Feedback
How interview feedback reveals the maturity of your recruiting process
When evaluating the effectiveness and maturity of a company’s hiring practices, you might instinctively look at time-to-hire metrics, cost-per-hire, or even diversity ratios. But there’s a subtler, more revealing diagnostic tool that’s often overlooked: interview feedback.
Reading through a sample of interview feedback notes can tell you more about the true state of your hiring process than any metric.
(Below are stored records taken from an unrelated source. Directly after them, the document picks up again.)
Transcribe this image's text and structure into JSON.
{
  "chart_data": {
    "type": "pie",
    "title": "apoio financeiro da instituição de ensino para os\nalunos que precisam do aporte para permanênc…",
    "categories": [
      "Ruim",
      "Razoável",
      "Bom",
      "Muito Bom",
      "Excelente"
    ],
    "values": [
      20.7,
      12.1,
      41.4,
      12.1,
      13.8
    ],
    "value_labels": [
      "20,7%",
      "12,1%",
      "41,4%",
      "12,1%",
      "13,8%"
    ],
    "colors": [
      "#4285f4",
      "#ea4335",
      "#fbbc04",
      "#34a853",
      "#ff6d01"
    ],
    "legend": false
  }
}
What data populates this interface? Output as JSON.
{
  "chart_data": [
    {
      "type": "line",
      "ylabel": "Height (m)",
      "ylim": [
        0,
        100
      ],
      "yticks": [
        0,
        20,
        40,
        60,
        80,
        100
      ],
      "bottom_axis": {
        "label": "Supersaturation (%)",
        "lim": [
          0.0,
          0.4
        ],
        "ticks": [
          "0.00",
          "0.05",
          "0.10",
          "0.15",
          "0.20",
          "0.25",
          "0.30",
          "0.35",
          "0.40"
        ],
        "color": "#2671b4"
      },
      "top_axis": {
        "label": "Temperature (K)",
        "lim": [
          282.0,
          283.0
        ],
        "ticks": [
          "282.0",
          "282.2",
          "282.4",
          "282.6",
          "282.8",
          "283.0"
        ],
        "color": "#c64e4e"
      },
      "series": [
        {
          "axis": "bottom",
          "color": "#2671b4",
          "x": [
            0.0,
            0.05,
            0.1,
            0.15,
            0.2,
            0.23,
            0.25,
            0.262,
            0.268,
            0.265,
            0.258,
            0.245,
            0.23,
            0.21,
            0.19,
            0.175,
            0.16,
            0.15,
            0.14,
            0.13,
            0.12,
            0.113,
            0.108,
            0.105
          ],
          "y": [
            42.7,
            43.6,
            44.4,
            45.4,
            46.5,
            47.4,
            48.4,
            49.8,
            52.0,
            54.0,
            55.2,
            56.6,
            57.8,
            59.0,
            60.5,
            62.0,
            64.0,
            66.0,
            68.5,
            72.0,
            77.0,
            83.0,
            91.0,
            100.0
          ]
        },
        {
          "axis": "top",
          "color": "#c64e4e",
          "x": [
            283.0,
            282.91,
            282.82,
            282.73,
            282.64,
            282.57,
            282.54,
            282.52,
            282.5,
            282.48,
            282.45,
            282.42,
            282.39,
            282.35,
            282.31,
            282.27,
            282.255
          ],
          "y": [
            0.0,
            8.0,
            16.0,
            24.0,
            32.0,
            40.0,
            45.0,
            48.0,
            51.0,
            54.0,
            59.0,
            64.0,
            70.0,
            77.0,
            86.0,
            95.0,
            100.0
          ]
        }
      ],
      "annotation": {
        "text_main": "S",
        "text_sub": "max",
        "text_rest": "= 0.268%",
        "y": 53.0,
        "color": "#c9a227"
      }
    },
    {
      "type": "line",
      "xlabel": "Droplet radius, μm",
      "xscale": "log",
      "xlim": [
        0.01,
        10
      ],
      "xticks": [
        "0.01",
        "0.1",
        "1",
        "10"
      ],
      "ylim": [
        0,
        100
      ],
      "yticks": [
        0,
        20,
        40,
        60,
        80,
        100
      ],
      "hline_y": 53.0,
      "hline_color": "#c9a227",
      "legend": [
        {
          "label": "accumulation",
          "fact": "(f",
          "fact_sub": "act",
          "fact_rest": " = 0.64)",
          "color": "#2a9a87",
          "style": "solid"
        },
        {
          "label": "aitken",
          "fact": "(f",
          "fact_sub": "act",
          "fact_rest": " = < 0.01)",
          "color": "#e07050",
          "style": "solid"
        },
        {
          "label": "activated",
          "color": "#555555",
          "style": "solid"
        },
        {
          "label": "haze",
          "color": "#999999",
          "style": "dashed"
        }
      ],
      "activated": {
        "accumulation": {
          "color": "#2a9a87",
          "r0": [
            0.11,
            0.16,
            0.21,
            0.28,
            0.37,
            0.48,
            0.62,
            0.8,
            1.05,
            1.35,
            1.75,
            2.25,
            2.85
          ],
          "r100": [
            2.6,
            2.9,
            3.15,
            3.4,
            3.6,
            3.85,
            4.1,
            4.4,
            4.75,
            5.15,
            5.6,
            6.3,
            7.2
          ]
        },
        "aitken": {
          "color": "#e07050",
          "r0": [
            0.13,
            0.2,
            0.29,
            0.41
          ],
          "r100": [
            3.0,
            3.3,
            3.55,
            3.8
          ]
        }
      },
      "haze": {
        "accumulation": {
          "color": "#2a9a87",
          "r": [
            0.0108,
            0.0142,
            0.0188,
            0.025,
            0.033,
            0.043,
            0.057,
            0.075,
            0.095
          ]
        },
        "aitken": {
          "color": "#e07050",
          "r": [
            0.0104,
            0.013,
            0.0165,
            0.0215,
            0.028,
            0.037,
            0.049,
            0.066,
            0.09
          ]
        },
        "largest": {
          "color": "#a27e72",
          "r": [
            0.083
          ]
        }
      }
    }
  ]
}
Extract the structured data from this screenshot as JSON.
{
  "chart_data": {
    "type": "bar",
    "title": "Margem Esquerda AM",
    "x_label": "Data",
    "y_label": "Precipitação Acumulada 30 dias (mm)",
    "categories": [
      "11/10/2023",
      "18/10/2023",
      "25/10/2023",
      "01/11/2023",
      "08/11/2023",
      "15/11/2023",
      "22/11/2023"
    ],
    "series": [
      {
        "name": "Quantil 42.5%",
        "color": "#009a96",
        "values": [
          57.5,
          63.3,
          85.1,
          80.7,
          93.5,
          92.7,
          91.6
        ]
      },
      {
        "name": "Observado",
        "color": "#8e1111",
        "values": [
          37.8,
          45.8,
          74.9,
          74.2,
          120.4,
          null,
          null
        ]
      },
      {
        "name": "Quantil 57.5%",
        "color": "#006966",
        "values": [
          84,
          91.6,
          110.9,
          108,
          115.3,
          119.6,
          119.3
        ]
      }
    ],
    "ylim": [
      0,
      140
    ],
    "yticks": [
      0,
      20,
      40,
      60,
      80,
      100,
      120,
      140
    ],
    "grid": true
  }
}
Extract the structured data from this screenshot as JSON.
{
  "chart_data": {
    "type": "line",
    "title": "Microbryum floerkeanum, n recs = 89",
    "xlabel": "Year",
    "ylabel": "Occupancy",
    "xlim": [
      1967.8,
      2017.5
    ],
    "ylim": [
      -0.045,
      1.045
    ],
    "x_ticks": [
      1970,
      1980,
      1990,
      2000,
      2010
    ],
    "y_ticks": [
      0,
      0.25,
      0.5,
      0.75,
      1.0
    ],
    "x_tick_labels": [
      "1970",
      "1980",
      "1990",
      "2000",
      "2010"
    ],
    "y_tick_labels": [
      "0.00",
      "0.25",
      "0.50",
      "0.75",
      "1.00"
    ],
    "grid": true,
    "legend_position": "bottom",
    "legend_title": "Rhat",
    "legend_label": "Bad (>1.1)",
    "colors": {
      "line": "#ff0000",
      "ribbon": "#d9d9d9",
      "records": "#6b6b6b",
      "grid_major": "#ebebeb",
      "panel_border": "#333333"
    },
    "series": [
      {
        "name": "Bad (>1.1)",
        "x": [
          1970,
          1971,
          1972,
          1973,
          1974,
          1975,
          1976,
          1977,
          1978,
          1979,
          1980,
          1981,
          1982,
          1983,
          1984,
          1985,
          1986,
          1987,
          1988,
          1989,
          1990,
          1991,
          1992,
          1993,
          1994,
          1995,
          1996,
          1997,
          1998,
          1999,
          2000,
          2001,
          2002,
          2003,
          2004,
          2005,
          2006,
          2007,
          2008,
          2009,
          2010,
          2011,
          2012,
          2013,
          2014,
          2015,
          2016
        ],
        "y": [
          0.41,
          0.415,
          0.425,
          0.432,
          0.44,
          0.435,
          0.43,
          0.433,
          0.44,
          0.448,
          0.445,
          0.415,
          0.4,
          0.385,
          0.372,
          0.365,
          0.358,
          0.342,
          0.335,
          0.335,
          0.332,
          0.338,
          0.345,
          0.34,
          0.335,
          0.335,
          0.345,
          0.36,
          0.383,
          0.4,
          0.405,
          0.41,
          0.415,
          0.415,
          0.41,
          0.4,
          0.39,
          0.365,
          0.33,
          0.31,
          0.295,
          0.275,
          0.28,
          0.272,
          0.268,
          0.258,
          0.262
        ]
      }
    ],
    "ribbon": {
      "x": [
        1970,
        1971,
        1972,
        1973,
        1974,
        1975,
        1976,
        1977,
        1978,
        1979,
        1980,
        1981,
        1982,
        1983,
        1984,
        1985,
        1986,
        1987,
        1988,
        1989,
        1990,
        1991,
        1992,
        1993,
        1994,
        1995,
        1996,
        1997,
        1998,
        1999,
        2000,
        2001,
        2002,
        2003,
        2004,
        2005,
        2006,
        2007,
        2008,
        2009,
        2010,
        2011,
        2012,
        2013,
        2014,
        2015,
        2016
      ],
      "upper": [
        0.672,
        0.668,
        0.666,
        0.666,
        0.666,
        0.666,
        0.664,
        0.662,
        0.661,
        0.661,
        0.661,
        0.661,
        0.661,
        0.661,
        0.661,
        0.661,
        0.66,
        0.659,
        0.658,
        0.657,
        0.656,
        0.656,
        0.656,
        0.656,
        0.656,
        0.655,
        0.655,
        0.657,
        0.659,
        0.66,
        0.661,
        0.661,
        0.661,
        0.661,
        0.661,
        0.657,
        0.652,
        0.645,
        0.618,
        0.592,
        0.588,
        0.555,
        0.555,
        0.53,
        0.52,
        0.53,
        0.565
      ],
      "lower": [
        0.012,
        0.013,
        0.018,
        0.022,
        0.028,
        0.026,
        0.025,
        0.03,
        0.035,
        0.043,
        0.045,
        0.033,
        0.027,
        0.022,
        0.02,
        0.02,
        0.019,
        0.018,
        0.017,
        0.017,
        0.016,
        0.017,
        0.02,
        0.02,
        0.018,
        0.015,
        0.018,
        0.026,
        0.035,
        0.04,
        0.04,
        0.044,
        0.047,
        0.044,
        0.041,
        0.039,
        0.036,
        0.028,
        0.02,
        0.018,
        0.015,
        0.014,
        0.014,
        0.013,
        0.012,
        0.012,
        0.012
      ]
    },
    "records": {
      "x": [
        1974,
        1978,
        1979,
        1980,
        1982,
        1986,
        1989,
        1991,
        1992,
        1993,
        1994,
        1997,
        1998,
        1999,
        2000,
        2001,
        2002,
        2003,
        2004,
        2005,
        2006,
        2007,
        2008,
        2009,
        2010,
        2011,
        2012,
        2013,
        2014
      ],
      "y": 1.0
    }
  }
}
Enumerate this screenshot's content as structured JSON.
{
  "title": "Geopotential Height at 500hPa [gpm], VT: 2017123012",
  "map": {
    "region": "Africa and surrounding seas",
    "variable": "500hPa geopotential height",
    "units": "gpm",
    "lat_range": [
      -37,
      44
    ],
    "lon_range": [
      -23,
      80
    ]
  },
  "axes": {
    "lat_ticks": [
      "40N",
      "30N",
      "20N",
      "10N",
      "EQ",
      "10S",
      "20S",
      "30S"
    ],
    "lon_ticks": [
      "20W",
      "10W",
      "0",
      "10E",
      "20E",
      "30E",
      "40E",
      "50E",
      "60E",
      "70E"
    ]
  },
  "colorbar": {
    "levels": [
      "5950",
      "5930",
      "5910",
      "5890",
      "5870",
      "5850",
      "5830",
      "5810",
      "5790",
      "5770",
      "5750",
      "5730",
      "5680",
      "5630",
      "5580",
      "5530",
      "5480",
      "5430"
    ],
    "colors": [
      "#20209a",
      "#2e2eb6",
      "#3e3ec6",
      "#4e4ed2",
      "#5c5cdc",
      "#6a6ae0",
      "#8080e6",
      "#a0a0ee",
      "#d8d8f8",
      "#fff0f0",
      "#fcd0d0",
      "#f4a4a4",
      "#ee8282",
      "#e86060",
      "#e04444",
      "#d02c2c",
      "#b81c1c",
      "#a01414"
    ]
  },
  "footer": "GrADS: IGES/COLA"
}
Feedback notes reveal whether your recruitment is structured and equitable, or still reliant on gut feelings and informal judgments.
Warning signs:
Does your organisation’s feedback contain comments such as:
“Poor culture fit.”
“Has done a very similar role at our main competitor.”
"Lacks sufficient gravitas for a role this senior."
These vague impressions are red flags that suggest that the interviewer is making decisions based on intuition rather than evidence.
Such feedback often masks unconscious biases or undefined expectations and undermines any effort to hire fairly or consistently.
Objective notes signal mature recruiting
In organisations with a mature hiring process, interview feedback is grounded in clear, predefined criteria that align with the role’s requirements. Interviewers know exactly what competencies they are assessing, be it problem-solving, communication skills, leadership or technical ability and their notes reflect this.
You’ll see structured observations like:
“Candidate provided a clear, step-by-step explanation of their decision-making process when solving X, considered several approaches based on industry best practice and considered available data. Score: 4.”
“Met expectations for collaboration by describing how they resolved a team conflict using active listening. Showed high level of empathy while balancing this with the need to achieve business outcomes. Solved the immediate problem but did not develop this to reduce chance of any future conflict. Score: 3.”
These types of statements are anchored in observable behaviour, not feelings. They show that the interviewer has been trained to assess against a rubric, that the role has been scoped carefully, and that the hiring team is aligned on what ‘good’ looks like.
This kind of feedback is fairer to candidates and reflects a process designed to be repeatable, data-informed, and legally sound.
Feedback Audits: A Simple, Powerful Tool
Auditing interview feedback doesn’t require complex tools or analytics. A basic review of notes across a few roles can quickly show you where your process stands.
Ask:
Are interviewers linking their observations to specific competencies or criteria?
Are assessments written in behavioural, evidence-based language?
Do notes avoid vague, emotive, or culturally loaded phrases?
If the answer is “no” to these questions then it’s time to invest in training your hiring managers.